Designed to help the federal government operate more efficiently and provide better services for the American people, the Digital Government Strategy has served as the guiding vision for federal agency digital efforts over the past two years. Yet as Mr. Dickerson and his small team of 20-30 experts look to advance digital initiatives across the federal government, a number of challenges stand in the way of progress.
Last month, GBC released a survey to over 300 federal leaders to gauge their opinions on digital strategy progress. Beyond revealing that federal leaders grade their own agency digital efforts with an unexceptional C+ average, the survey also brought to light a wide range of digital execution issues affecting federal agencies:
While it may not come as a shock that feds view “limited budget” as the leading challenge to digital strategy efforts, it’s significant that around half of federal executives say their agency struggles with skills gaps, limitations of legacy systems, cultural resistance, or unclear long-term vision. While the new USDS may be able to more directly and easily address the first two of these concerns, it may be more disconcerting that agencies currently face internal resistance to adopting new types of service delivery. This latter point may be exacerbated by lack of endorsement from agency leaders: nearly one in three respondents to the GBC survey list “executive buy-in” as a challenge.
These internal disagreements can likely be correlated with the way in which federal agencies have prioritized and viewed digital strategy efforts thus far. For instance, when survey respondents were asked to rank which factors are driving digital government efforts in their agencies, “compliance with mandates” and “cost efficiency” come out as the top two drivers. In contrast, “improve collaboration” and “encourage innovation” are viewed as the least important.

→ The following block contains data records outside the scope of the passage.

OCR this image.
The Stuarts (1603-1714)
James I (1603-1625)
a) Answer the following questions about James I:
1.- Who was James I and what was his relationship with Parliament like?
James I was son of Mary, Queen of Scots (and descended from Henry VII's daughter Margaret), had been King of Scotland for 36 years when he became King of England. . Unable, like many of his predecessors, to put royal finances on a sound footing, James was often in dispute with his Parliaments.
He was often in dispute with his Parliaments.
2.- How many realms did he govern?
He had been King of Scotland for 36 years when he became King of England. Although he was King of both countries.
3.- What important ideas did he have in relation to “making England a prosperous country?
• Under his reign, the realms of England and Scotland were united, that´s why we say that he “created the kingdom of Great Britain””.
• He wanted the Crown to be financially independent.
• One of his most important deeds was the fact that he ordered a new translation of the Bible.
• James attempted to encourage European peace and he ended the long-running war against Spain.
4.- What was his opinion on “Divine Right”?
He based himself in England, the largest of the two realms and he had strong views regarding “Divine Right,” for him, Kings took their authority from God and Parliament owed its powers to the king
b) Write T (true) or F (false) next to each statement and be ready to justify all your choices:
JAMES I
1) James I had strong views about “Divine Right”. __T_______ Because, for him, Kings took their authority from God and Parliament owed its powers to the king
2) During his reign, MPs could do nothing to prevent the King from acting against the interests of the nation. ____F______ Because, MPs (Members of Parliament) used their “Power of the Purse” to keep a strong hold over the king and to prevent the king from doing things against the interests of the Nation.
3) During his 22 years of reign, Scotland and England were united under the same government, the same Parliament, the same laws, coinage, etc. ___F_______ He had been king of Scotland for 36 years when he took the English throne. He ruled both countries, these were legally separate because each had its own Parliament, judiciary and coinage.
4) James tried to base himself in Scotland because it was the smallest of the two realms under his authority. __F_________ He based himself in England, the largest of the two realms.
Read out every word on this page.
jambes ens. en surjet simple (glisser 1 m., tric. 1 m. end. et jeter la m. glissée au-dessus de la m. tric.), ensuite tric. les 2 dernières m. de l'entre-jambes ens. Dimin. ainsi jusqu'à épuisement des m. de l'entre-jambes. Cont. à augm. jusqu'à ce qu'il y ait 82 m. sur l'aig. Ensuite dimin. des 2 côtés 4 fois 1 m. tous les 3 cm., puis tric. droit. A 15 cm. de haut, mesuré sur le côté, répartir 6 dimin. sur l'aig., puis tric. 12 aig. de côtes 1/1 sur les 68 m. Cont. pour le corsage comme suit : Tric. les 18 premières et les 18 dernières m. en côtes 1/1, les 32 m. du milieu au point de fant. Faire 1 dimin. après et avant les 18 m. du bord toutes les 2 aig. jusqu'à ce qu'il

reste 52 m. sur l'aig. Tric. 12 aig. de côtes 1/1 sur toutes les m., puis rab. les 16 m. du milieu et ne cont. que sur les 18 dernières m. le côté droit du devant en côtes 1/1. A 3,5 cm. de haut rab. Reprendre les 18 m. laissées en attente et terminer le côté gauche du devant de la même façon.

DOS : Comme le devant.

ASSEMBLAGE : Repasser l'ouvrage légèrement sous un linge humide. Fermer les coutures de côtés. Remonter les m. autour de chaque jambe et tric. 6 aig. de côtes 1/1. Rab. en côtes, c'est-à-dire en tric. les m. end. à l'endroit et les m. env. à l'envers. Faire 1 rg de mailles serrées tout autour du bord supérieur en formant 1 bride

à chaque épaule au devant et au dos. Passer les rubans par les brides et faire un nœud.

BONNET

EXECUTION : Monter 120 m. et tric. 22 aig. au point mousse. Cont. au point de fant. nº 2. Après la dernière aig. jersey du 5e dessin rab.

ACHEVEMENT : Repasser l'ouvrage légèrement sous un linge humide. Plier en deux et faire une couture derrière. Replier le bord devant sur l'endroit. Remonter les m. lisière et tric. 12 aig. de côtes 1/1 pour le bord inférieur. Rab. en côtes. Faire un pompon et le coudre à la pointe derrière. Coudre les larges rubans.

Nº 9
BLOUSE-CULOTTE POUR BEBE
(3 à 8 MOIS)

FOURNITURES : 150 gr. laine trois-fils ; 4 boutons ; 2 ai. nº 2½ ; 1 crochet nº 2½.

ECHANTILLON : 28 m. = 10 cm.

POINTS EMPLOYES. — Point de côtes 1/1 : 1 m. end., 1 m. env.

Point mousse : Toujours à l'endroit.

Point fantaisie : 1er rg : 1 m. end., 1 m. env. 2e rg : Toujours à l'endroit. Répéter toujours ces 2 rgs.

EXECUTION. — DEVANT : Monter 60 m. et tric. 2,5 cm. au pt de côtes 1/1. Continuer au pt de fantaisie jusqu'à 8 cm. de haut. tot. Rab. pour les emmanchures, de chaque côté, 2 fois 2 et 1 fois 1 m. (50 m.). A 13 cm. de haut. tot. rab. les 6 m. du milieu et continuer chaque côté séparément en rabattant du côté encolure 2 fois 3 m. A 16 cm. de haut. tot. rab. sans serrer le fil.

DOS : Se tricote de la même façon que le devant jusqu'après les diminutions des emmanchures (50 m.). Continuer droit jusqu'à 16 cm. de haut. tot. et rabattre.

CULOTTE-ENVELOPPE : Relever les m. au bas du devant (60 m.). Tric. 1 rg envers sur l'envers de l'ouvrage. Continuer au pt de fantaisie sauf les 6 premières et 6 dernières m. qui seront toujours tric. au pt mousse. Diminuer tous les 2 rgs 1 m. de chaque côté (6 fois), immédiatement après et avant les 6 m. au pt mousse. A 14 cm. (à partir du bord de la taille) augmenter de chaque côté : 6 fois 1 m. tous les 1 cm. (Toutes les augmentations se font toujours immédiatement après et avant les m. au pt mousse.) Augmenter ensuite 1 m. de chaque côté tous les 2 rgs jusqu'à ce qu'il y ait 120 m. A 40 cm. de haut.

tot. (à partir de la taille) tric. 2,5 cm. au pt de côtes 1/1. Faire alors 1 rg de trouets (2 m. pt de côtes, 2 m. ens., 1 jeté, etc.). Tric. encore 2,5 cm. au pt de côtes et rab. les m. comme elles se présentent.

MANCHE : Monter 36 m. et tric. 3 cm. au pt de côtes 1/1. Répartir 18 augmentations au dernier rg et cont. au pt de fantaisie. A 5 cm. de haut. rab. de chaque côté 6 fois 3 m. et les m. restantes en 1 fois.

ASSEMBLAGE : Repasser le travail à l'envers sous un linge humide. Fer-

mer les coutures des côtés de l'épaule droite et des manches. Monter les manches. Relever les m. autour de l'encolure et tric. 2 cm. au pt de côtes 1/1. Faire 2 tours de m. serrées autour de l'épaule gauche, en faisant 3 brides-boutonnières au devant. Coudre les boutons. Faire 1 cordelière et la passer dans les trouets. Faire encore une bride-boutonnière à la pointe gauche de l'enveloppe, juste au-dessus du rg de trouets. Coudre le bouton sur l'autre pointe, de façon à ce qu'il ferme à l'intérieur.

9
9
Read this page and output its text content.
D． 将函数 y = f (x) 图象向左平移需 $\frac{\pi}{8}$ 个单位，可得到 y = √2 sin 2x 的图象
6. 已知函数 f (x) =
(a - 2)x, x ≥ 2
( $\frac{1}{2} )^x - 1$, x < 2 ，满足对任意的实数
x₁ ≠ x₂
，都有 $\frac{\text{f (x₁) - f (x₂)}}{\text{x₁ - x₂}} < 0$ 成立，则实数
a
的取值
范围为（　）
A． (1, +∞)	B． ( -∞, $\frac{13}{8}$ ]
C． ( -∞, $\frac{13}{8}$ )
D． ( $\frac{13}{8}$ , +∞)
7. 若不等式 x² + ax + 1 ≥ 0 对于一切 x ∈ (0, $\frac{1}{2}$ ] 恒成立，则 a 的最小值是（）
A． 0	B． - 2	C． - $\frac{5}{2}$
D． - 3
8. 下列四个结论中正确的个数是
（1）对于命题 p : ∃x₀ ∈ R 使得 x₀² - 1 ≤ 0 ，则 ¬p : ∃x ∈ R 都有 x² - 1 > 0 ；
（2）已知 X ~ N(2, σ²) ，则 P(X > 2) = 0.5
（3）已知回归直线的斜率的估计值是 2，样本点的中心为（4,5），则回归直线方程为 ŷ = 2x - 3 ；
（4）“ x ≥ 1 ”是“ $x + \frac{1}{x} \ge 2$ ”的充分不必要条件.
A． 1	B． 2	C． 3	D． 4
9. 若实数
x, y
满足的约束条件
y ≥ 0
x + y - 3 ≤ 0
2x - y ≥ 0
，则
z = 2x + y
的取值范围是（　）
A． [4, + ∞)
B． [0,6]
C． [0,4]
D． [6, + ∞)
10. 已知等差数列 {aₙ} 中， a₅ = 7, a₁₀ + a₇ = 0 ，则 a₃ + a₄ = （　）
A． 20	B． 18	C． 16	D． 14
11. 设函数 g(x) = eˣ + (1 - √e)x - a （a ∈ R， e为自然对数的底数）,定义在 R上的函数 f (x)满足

As shown from these statistics, reframing how digital services are viewed within agencies can be just as important--if not more so--than the actual technological decisions digital leaders make for their organizations. Though the new U.S. Digital Service team will comprise of a wide range of skillsets, ranging from tech gurus to marketing/communications and user experience leads, it will be prudent for them not to discount the importance of how digital services are perceived within the agencies they seek to assist.